Emo

Emo is a music genre characterized by emotional, often confessional lyrics. It emerged as a style of hardcore punk and post-hardcore from the mid-1980s Washington, D.C. hardcore scene, where it was known as emotional hardcore or emocore. The bands Rites of Spring and Embrace, among others, pioneered the genre. In the early-to-mid 1990s, emo was adopted and reinvented by alternative rock, indie rock, punk rock, and pop-punk bands, including Sunny Day Real Estate, Jawbreaker, Cap'n Jazz, and Jimmy Eat World.

Quotes about Emo

  • Emo means different things to different people. Actually, that's a massive understatement. Emo seems soley to mean different things to different people − like pig latin or books by Thomas Pynchon, confusion is one of its hallmark traits. [...] The word has survived and flourished in three decades, two milleniums, and two Bush administrations.
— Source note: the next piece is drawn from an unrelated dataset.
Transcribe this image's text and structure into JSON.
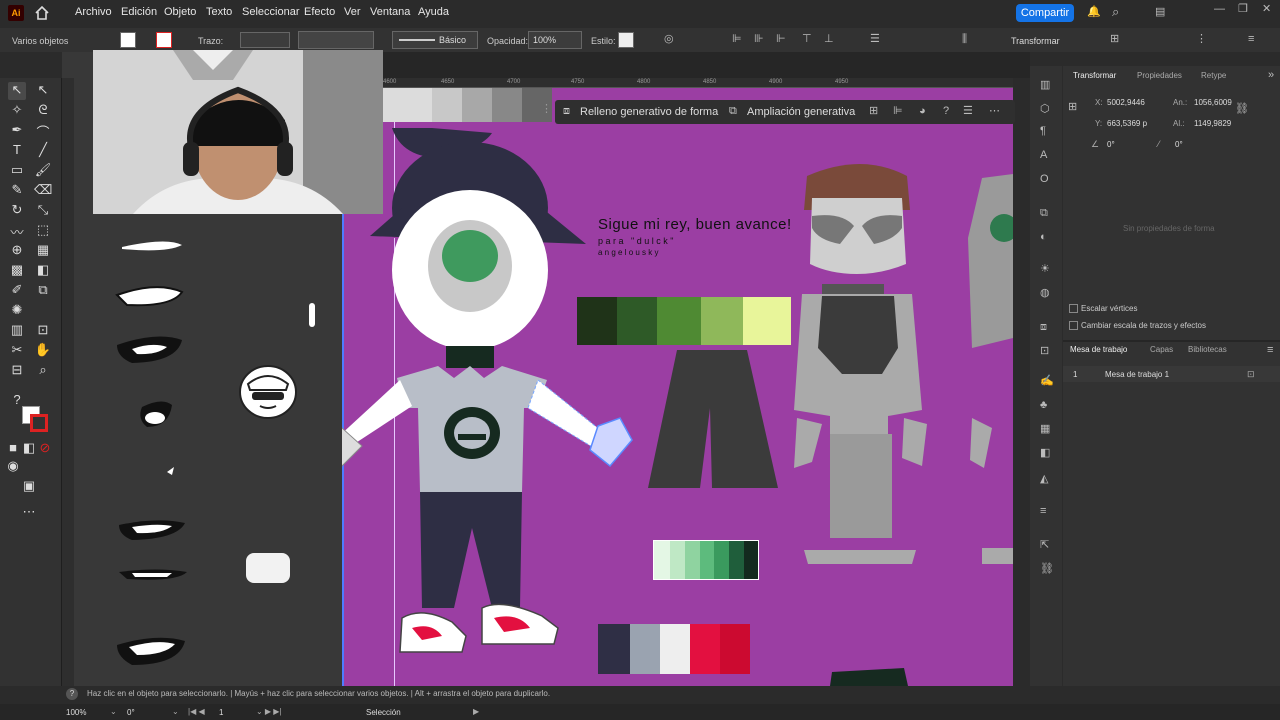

It's older than four baseball teams, six basketball teams, four football teams, and two soccer leagues. It's older than five former Yugoslav republics, the last seven national spelling champions, and Avril Lavigne. It's older than most of its fans. It's been a source of pride, a target of derision, a mark of confusion, and a sign of the times. It's been the next big thing twice, [and] the current big thing once. And yet, not only can no one agree on what it means, there is not now, nor has there ever been, a single major band that admits to being emo. Not one. That's pretty impressive, and contentious. And ridiculous. Good thing too − because so is emo.
    • Andy Greenwald, as quoted from the book Nothing Feels Good: Punk Rock, Teenagers, and Emo. (published November 15, 2003). St. Martins Griffin. pp. 1-2.
  • I've never recognized 'emo' as a genre of music. I always thought it was the most retarded term ever. I know there is this generic commonplace that every band that gets labeled with that term hates it. They feel scandalized by it. But honestly, I just thought that all the bands I played in were punk rock bands. The reason I think it's so stupid is that – what, like the Bad Brains weren't emotional? What – they were robots or something? It just doesn't make any sense to me.
  • The one fact that no one seems to debate − or at least debate that loudly − is that emo emerged from hardcore.
    • Andy Greenwald, as quoted from the book Nothing Feels Good: Punk Rock, Teenagers, and Emo. (published November 15, 2003). St. Martins Griffin. pp. 9.
  • Emo is not supposed to hold up. You get older and maybe you feel the same, but the same just feels different.